Unnamed: 0,Id,Abstract,Task 2
0,D00001,Rapid popularity of Internet of Things (IoT) a...,THEORETICAL
1,D00002,"In this paper, we address the problem of compu...",THEORETICAL
2,D00003,High quality upsampling of sparse 3D point clo...,ENGINEERING
3,D00004,Internet is the main source of information now...,EMPIRICAL
4,D00005,Automated Facial Expression Recognition (FER) ...,ENGINEERING


## 資料切割  (Partition)
在訓練時，我們需要有個方法去檢驗訓練結果的好壞，因此需要將訓練資料切成training/validataion set。   
While training, we need some method to exam our model's performance, so we divide our training data into training/validataion set.

In [5]:
from sklearn.utils import shuffle
from sklearn.model_selection import train_test_split

trainset, validset = train_test_split(dataset, test_size=0.1, random_state=42)

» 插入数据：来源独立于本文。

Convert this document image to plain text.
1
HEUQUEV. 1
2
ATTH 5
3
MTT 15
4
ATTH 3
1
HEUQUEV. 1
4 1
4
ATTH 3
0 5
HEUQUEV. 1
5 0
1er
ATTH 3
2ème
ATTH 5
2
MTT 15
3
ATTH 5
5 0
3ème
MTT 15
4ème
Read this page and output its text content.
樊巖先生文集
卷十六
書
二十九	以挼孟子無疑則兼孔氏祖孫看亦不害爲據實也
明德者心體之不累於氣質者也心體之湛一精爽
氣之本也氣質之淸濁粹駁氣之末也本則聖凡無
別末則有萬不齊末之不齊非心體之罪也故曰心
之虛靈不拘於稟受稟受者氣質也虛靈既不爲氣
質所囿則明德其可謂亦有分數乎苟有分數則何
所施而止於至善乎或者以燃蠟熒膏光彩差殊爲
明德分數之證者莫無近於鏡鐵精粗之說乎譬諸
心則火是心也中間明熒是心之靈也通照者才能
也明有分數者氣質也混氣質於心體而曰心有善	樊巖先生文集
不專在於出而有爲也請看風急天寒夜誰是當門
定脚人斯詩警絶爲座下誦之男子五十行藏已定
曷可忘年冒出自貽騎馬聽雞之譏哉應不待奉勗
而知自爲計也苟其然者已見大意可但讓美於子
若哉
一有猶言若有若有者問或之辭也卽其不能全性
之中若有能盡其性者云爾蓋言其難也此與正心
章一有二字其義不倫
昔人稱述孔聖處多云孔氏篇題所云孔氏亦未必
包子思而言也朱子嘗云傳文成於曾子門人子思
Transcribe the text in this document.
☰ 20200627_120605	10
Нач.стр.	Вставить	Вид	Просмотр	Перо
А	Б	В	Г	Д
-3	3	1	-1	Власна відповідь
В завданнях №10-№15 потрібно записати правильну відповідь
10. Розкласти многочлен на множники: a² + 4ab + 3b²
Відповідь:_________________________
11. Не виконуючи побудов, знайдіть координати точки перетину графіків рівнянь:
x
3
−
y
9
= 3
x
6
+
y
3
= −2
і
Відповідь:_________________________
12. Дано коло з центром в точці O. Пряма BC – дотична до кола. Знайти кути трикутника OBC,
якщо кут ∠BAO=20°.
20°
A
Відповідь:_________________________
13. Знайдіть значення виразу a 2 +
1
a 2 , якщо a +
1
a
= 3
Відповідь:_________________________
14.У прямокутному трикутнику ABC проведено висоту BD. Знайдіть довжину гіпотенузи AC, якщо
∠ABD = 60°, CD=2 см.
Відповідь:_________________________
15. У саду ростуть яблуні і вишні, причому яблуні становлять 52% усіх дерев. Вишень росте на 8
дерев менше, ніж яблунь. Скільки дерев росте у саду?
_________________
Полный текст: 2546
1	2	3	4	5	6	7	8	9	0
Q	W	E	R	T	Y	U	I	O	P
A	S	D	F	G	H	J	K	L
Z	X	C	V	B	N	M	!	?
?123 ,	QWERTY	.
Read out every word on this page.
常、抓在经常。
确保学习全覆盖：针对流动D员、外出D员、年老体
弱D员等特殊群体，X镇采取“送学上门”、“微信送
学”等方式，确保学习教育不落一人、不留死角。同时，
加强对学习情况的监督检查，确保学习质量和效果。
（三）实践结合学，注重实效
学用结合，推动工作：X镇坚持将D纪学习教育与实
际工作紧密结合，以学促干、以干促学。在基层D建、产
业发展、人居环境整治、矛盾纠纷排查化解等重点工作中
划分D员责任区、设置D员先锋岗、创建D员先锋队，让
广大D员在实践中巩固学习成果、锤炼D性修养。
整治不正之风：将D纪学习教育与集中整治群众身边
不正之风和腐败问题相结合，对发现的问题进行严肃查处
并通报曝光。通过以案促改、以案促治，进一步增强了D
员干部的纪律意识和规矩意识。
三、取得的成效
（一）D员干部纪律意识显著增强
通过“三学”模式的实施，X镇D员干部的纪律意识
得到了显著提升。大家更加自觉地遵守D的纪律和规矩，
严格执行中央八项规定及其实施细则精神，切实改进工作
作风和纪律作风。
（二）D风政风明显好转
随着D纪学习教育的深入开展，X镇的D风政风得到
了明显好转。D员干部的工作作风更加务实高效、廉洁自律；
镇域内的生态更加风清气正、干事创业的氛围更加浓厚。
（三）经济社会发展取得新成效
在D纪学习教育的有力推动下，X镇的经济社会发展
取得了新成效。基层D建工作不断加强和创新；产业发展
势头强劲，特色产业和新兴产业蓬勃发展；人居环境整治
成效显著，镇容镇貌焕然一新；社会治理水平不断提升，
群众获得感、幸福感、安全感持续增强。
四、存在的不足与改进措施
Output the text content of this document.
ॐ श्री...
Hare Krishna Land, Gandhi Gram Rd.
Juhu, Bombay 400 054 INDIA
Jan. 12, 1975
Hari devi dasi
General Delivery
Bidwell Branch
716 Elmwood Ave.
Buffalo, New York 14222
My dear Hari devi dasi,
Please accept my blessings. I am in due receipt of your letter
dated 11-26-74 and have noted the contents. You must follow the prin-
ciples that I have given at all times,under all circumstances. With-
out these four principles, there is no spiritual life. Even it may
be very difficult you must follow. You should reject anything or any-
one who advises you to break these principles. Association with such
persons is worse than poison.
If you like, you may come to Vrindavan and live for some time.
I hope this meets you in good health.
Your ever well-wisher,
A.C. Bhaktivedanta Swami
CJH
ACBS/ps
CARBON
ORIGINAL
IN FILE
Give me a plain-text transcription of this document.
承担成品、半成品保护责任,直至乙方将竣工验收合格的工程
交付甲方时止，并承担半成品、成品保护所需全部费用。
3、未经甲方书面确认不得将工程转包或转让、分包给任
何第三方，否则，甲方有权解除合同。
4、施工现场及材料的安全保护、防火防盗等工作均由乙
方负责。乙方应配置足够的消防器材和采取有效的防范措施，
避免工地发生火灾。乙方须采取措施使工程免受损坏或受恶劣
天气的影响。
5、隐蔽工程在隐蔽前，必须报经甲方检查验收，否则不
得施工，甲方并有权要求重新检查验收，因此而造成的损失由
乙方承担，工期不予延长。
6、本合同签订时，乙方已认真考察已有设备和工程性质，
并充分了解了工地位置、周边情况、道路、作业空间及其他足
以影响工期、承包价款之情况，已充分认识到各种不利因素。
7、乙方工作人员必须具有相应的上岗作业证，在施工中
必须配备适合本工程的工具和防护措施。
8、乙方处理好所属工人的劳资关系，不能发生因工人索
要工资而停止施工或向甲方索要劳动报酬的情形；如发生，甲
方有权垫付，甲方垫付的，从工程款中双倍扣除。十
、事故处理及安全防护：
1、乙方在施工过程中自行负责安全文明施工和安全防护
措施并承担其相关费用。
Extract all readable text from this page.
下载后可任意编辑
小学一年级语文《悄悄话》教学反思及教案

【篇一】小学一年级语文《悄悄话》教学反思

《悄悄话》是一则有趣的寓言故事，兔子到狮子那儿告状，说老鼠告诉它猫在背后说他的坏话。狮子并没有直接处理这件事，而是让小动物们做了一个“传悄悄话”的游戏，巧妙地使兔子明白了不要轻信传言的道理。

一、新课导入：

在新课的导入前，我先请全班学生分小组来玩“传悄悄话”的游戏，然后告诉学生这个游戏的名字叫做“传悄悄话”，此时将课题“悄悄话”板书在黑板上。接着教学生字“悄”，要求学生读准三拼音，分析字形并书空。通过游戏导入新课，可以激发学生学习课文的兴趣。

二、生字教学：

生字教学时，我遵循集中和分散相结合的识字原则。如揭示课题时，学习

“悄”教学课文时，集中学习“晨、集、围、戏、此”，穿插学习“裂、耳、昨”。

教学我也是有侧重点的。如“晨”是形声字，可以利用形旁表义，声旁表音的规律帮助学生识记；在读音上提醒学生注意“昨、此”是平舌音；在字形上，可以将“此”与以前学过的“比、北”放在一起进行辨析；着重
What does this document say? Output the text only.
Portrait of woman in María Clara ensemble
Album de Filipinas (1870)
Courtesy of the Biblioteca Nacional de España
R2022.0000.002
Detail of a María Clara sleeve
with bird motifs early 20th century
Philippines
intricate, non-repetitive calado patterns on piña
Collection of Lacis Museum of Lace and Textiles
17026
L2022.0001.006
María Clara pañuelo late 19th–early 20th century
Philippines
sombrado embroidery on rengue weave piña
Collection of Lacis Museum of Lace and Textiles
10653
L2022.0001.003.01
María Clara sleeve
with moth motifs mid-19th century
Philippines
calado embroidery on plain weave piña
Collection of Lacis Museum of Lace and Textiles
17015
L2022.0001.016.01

trainset.to_csv('trainset.csv', index=False)
validset.to_csv('validset.csv', index=False)

### For test data

In [6]:
dataset = pd.read_csv('../data/task2_public_testset.csv', dtype=str)
dataset.drop('Title',axis=1,inplace=True)
dataset.drop('Categories',axis=1,inplace=True)
dataset.drop('Created Date',axis=1, inplace=True)
dataset.drop('Authors',axis=1,inplace=True)
dataset.to_csv('testset.csv',index=False)

### 資料格式化 (Data formatting)  
有了字典後，接下來我們要把資料整理成一筆一筆，把input的句子轉成數字，把答案轉成onehot的形式。  
這裡，我們一樣使用`multiprocessing`來加入進行。  
After building dictionary, that's mapping our sentences into number array, and convert answers to onehot format.  

# BERT

In [7]:
from transformers import BertTokenizer, BertForMaskedLM

PRETRAINED_MODEL_NAME = 'bert-base-cased'

NUM_LABLES = 4

In [8]:
tokenizer = BertTokenizer.from_pretrained(PRETRAINED_MODEL_NAME)

vocab = tokenizer.vocab
print("字典大小：", len(vocab))

字典大小： 28996


In [9]:
from tqdm import tqdm_notebook as tqdm
from multiprocessing import Pool

def label_to_onehot(labels):
    """ Convert label to onehot .
        Args:
            labels (string): sentence's labels.
        Return:
            outputs (onehot list): sentence's onehot label.
    """
    label_dict = {'THEORETICAL': 0, 'ENGINEERING':1, 'EMPIRICAL':2, 'OTHERS':3}
    onehot = [0,0,0,0]
    for l in labels.split():
        onehot[label_dict[l]] = 1
    return onehot
        
def sentence_to_indices(sent, tokenizer):
    """ Convert sentence to its word indices.
    Args:
        sentence (str): One string.
    Return:
        indices (list of int): List of word indices.
    """
    return [tokenizer.convert_tokens_to_ids(word) for word in tokenizer.tokenize(sent)]
    
def get_dataset(data_path, tokenizer, n_workers=4):
    """ Load data and return dataset for training and validating.

    Args:
        data_path (str): Path to the data.
    """
    dataset = pd.read_csv(data_path, dtype=str)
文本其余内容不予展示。